Diese Risikobereitschaft zeichnet die Arbeit von Walter Feldmann aus, als Komponist ebenso wie als künstlerischer Leiter der Tage für Neue Musik (TfNM). Nach zehn Jahren nun verabschiedete er sich mit diesem speziellen Abend von den TfNM; der Komponist Nadir Vassena wird sie in den nächsten Jahren zusammen mit Mats Scheidegger betreuen. Man konnte sich an den Programmen Feldmanns reiben, aber die Fragen, die er aufwarf, waren immer der Reibung wert. Und man konnte Entdeckungen machen bei ihm. Zudem ist es ihm immer wieder gelungen, exemplarische Werke in Zürich aufzuführen, die zeigen, was Komponieren heute ist. Bleibende Eindrücke nehmen wir mit: Brian Ferneyhoughs «Carceri»-Zyklus beispielsweise, Gérard Griseys «Quatre chants pour franchir le seuil», Emmanuel Nunes' «Musik der Frühe». Und so ein Werk interpretierte das Tonhalle-Orchester Zürich unter der Leitung des ausgezeichneten Dirigenten Pierre-André Valade auch am Samstag in der Tonhalle: Gérard Griseys grossen Zyklus «Les espaces acoustiques» (1974-85). Ein unglaubliches Erlebnis, kompositorisch und interpretatorisch: Michel Rouilly verstand es auf sensationelle Weise, dem Bratschensolo «Prologue» zu Beginn Tiefe, Atem, eine feine Gestalt zu geben. Da spürte man, wie gut es Neuer Musik tut, wenn sie mit dem Bewusstsein für einen grossen Traditionshintergrund interpretiert wird. Und diesen Hintergrund gab das Tonhalle-Orchester Griseys «Espaces» in den kleiner besetzten Werkteilen ebenso wie in den «Transitoires» für grosses Orchester oder dem «Epilogue» für Orchester und vier Solohörner - und wie diese Hörner spielten!
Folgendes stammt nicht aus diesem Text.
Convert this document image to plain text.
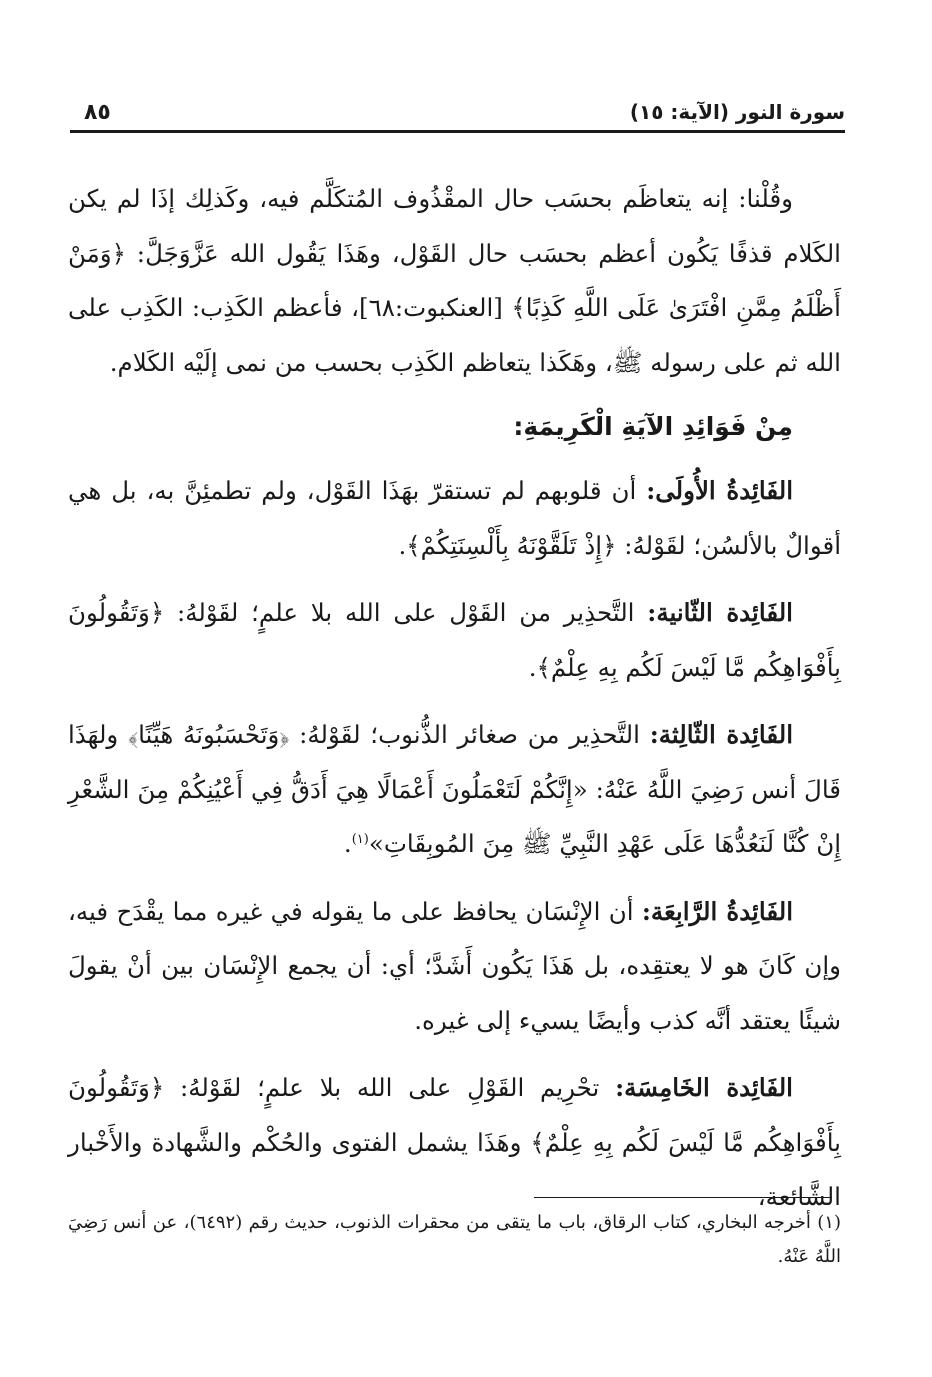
٨٥	سورة النور (الآية: ١٥)

وقُلْنا: إنه يتعاظَم بحسَب حال المقْذُوف المُتكَلَّم فيه، وكَذلِك إذَا لم يكن الكَلام قذفًا يَكُون أعظم بحسَب حال القَوْل، وهَذَا يَقُول الله عَزَّوَجَلَّ: ﴿وَمَنْ أَظْلَمُ مِمَّنِ افْتَرَىٰ عَلَى اللَّهِ كَذِبًا﴾ [العنكبوت:٦٨]، فأعظم الكَذِب: الكَذِب على الله ثم على رسوله ﷺ، وهَكَذا يتعاظم الكَذِب بحسب من نمى إلَيْه الكَلام.

مِنْ فَوَائِدِ الآيَةِ الْكَرِيمَةِ:

الفَائِدةُ الأُولَى: أن قلوبهم لم تستقرّ بهَذَا القَوْل، ولم تطمئِنَّ به، بل هي أقوالٌ بالألسُن؛ لقَوْلهُ: ﴿إِذْ تَلَقَّوْنَهُ بِأَلْسِنَتِكُمْ﴾.

الفَائِدة الثّانية: التَّحذِير من القَوْل على الله بلا علمٍ؛ لقَوْلهُ: ﴿وَتَقُولُونَ بِأَفْوَاهِكُم مَّا لَيْسَ لَكُم بِهِ عِلْمٌ﴾.

الفَائِدة الثّالِثة: التَّحذِير من صغائر الذُّنوب؛ لقَوْلهُ: ﴿وَتَحْسَبُونَهُ هَيِّنًا﴾ ولهَذَا قَالَ أنس رَضِيَ اللَّهُ عَنْهُ: «إِنَّكُمْ لَتَعْمَلُونَ أَعْمَالًا هِيَ أَدَقُّ فِي أَعْيُنِكُمْ مِنَ الشَّعْرِ إِنْ كُنَّا لَنَعُدُّهَا عَلَى عَهْدِ النَّبِيِّ ﷺ مِنَ المُوبِقَاتِ»$^{(١)}$.

الفَائِدةُ الرَّابِعَة: أن الإِنْسَان يحافظ على ما يقوله في غيره مما يقْدَح فيه، وإن كَانَ هو لا يعتقِده، بل هَذَا يَكُون أَشَدَّ؛ أي: أن يجمع الإِنْسَان بين أنْ يقولَ شيئًا يعتقد أنَّه كذب وأيضًا يسيء إلى غيره.

الفَائِدة الخَامِسَة: تحْرِيم القَوْلِ على الله بلا علمٍ؛ لقَوْلهُ: ﴿وَتَقُولُونَ بِأَفْوَاهِكُم مَّا لَيْسَ لَكُم بِهِ عِلْمٌ﴾ وهَذَا يشمل الفتوى والحُكْم والشَّهادة والأَخْبار الشَّائعة،

(١) أخرجه البخاري، كتاب الرقاق، باب ما يتقى من محقرات الذنوب، حديث رقم (٦٤٩٢)، عن أنس رَضِيَ اللَّهُ عَنْهُ.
Tags zuvor gab es einen anderen grossen Zyklus, der wie Griseys «Espaces» zu den zentralen Werken des 20. Jahrhunderts gehört: Pierre Boulez trat mit «Pli selon Pli» (1957-62, 1984, 1989) auf und dirigierte die vereinigten Ensembles Contrechamps Genf, Collegium Novum Zürich und Phoenix Basel; den Solopart gestaltete eindrücklich die Sopranistin Vladine Anderson. Die Frühfassung des «Pli» wurde übrigens schon 1961 in der Ära Rosbaud in Zürich unter Boulez' Leitung aufgeführt. «Don», das erste Stück, verzauberte sofort. Eine eigene, kristallin klare Klangwelt und Ästhetik nahm einen gefangen. Seltsam, was danach passierte. Eine wachsende Kälte, die einem aus den wuchernden Strukturen der drei «Improvisations sur Mallarmé» sowie des Schlusssatzes «Tombeau» (und aus dem routinierten Dirigat von Boulez) entgegentrat, legte sich über die Klänge und entliess einen mit zwiespältigen Gefühlen. - Neuentdeckungen gab es an den TfNM auch zu machen: Das Ensemble Arc-en-Ciel der Hochschule Musik und Theater Zürich unter der Leitung von Jürg Wyttenbach interpretierte auf höchstem Niveau Werke von Boulez, Nono und Grisey und spielte die Uraufführung von Thomas Müllers «Auslöschung/Schwelle» für kleines Ensemble und Elektronik: ein eigenbrötlerisches Werk, spannend, risikoreich, beinahe tänzerisch, und es löste ein Nachdenken über das Phänomen des Pulsierens und des Schwingens aus. Einen grossen Auftritt hatte das Mondrian Ensemble, das zu den Spitzenensembles Neuer Musik gehört. Es ermöglichte unter anderem die Begegnung mit dem vom ersten bis zum letzten Ton attraktiven Klaviertrio «verinnerung» von Michel Roth; oder mit der Begabung des Komponisten Martin Jaggi. Mats Scheidegger stellte mit «Augustin y la eternidad de Los Duendes» ein fabelhaftes Gitarrensolostück von Alvaro Carlevaro vor. Und der Sonntag brachte den grossen Zyklus «Vier Suiten für Viktor» von Rico Gubler: Eine Musik von grosser Differenziertheit; die schier überlaufende Phantasie des Komponisten zieht einen in Bann - und ufert doch nicht aus, denn sie wird in kleinen Formen gebunden.

Alfred Zimmerlin

Zürich, Tonhalle, EWZ-Unterwerk Selnau, 6.-9. November.